Die Kirche ist mit ihrer Personalpolitik Vorbild für den Arbeitsmarkt

Mit 66 Jahren

Wenn in Wirtschaft und Politik die meisten beruflichen Karrieren enden, nehmen sie in der katholischen Kirche nicht selten erst richtig Fahrt auf. Die Berufung des 66-jähirgen Konrad Zdarsa zum neuen Augsburger Bischof zeigt: Der Vatikan setzt auf die Erfahrung seines Personals, gleichzeitig rücken Junge nach. Vorbildlich, meinen Experten.

Autor/in:
Michael Borgers
 (DR)

Als Joseph Kardinal Ratzinger 2005 Papst Benedikt XVI. wurde, sprachen nicht Wenige von einer "Übergangslösung", der Deutsche war gerade 78 geworden.

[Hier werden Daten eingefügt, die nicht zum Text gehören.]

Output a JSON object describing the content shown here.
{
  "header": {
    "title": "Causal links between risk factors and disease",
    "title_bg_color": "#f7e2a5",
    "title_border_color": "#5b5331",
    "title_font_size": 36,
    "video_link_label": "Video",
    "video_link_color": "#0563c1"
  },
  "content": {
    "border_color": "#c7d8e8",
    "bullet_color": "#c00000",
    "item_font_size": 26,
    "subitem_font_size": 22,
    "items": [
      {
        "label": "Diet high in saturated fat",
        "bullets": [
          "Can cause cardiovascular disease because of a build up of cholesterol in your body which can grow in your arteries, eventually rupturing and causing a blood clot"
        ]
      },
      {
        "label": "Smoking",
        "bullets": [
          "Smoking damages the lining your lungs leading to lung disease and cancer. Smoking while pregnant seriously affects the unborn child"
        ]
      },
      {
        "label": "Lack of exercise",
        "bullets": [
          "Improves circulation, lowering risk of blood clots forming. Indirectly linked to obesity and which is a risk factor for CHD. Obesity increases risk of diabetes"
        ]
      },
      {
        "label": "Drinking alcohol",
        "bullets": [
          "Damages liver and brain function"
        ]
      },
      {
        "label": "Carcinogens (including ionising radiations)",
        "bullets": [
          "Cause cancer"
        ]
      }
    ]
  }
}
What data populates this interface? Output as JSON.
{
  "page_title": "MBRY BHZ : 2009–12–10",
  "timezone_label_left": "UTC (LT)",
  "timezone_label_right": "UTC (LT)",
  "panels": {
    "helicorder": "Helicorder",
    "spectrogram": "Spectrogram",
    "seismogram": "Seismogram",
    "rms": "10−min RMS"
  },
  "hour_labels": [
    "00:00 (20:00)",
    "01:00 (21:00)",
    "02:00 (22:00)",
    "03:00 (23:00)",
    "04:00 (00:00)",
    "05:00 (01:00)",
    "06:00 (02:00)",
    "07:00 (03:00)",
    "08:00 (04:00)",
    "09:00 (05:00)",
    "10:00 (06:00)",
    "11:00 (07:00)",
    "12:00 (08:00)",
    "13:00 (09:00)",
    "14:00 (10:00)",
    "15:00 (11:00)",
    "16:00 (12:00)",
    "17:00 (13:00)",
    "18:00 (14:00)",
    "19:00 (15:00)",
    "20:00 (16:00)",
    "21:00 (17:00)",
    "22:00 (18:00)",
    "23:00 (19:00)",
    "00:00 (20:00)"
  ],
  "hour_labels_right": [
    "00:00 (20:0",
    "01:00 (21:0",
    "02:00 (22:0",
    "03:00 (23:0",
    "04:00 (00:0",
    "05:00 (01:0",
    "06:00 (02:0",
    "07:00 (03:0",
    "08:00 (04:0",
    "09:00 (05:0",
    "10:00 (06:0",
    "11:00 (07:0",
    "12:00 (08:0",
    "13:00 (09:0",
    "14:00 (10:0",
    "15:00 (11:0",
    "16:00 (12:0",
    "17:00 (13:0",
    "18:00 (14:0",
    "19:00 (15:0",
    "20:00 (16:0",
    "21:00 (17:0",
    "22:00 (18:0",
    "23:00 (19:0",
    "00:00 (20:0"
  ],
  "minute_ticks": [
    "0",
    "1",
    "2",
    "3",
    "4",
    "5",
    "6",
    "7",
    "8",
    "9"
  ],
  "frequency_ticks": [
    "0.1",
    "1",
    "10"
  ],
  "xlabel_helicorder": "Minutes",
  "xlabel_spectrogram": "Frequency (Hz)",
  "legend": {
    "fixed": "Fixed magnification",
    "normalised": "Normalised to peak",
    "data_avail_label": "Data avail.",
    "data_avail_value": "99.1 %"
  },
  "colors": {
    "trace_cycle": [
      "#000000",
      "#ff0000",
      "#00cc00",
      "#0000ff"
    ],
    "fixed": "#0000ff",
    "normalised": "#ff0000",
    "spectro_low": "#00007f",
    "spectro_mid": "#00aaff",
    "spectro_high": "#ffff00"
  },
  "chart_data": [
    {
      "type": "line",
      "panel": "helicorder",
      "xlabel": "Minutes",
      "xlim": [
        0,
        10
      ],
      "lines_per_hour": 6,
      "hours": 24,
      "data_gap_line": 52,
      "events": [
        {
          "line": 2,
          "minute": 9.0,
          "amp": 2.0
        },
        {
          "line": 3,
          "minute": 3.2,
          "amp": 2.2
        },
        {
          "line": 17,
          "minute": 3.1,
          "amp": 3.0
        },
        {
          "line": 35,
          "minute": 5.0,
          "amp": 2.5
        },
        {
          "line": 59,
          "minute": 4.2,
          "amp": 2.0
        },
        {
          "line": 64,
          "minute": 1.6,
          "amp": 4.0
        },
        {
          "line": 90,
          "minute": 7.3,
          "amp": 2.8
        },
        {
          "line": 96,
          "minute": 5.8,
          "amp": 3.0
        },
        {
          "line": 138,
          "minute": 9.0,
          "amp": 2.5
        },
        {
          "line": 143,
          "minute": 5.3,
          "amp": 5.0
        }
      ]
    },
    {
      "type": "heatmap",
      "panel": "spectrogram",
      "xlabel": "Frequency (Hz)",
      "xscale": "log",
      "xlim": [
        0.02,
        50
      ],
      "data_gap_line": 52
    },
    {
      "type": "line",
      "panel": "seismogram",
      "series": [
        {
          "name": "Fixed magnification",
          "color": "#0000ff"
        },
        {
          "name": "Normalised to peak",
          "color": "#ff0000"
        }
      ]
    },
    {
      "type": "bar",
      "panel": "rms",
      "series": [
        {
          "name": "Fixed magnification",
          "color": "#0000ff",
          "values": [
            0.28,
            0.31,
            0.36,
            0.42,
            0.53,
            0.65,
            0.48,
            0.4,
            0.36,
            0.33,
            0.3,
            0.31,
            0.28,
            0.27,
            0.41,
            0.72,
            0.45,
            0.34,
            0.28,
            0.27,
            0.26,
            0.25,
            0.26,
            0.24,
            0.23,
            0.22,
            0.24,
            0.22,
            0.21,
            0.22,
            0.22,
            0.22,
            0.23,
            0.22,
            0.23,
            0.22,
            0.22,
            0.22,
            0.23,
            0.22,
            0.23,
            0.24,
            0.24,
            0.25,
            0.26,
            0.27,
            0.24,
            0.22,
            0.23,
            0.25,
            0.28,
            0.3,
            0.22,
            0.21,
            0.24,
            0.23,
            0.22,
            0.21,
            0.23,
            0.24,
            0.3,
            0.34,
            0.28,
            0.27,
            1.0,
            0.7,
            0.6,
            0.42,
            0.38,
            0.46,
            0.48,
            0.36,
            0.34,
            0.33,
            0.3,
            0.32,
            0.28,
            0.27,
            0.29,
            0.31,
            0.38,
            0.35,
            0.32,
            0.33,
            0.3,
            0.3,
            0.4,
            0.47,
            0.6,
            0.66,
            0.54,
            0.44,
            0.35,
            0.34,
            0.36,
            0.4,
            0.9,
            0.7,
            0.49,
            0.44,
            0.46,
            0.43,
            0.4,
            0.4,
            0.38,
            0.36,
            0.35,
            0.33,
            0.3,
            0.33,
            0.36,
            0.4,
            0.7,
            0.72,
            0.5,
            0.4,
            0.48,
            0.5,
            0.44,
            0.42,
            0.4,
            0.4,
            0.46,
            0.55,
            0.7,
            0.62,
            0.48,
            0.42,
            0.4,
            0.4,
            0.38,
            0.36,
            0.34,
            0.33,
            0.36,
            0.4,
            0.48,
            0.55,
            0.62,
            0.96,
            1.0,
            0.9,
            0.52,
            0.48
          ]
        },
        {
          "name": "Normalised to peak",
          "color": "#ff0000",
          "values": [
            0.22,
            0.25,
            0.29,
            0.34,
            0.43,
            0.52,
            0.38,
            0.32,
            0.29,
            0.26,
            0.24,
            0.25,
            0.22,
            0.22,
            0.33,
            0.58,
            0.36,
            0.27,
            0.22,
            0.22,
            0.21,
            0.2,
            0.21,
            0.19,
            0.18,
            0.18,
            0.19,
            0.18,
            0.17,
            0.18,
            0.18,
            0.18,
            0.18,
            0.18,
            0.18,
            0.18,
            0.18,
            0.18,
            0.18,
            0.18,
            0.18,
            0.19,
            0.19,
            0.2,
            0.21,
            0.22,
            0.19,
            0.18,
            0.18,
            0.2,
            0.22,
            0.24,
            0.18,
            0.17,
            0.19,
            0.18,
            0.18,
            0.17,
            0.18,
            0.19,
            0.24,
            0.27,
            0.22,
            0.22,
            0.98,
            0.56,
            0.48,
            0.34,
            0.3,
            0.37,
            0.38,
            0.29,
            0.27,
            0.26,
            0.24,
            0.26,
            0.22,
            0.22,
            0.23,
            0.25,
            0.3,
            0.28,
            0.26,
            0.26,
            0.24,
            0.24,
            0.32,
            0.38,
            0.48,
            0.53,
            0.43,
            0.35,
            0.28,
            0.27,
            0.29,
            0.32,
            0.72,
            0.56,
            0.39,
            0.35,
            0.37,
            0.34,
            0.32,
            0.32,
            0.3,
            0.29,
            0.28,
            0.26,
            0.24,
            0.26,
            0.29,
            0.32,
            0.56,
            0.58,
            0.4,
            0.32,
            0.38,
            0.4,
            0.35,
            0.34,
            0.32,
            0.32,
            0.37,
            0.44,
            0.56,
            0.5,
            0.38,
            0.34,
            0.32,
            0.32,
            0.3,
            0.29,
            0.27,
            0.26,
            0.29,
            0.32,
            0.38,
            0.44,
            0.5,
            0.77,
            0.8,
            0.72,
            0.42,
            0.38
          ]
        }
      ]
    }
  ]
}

Gut fünf Jahre später ist er noch immer im Amt. In der Zeit wurde er für Manches kritisiert - sein Alter jedoch spielte dabei nie eine Rolle. Inzwischen ist Benedikt der dienstälteste deutsche Pontifex der Geschichte.

Mit seiner Entscheidung, dem Oberhirten des kleinsten Bistums Görlitz nun mit Augsburg eines der größten anzuvertrauen, überrascht nicht. Mit 66 Jahren ist Bischof Konrad Zdarsa im besten Alter für einen Kirchenmann. Und es muss nicht sein letzter Posten sein. Zum Beispiel Walter Kasper: Der gerade emeritierte Kurienkardinal war genauso alt, als ihn Papst Johannes Paul II. 1999 nach Rom holte. Gerade ist der Deutsche mit 77 Jahren in den Ruhestand gegangen. "Um das Alter herum dürfen auch Kardinäle in Pension gehen", kommentierte Kasper schmunzelnd.

Vorbild für den Arbeitsmarkt?
Für den Alterswissenschaftler Marcel Temme ist der Weg der Kirche, ihr Personal einzusetzen, der richtige. Erst seitdem die Rente mit 67 eingeführt wurde, hätten viele Unternehmen der freien Wirtschaft damit begonnen, sich mit dem demographischen Wandel auseinanderzusetzen. Der Wissenschaftler beobachtet für das Dortmunder Forschungsinstitut "prospektiv" die Entwicklungen auf dem Arbeitsmarkt für die Älteren. Und genau hier komme in den kommenden 20 Jahren noch Einiges auf die Unternehmen zu, sagt Temme im Interview mit domradio.de voraus.

Die Altersstruktur werde sich weiter ändern, die Generation 50plus weiter wachsen. Bislang hätten sich die Arbeitgeber zu wenig mit dieser Entwicklung beschäftigt, noch wären vielerorts die Arbeitsbedingungen nicht altersgerecht. Kann die Kirche hier Vorbild sein? Was den Umgang mit dem Potential des Alters angeht, "ja", sagt Temme. "Es ist positiv, dass die Älteren hier noch als leistungsfähig anerkannt werden."

Die Mischung macht's
"Die Kirche braucht beides, die Erfahrung der Älteren und den Elan der Jüngeren", sagte Franz-Peter Tebartz-van Elst, als er 2007 Bischof von Limburg wurde - und damit gleichzeitig damals zum jüngsten Bischof Deutschlands - mit 48 Jahren. Noch zwei Jahre jünger war Stephan Ackermann, als er vor einem Jahr das Bistum Trier übernahm.

Johannes Paul II., der Vorgänger Benedikts auf dem Petrusstuhl, war übrigens der jüngste Papst seit Pius IX. - der mit dem längsten historisch nachweisbaren Pontifikat in der Geschichte der römisch-katholischen Kirche. Johannes Paul II. folgt ihm in dieser Liste auf Rang zwei mit 26 Jahren. Karriere in Jugend und Alter, Erfahrung und Kontinuität - die Kirche schöpft die Möglichkeiten aus.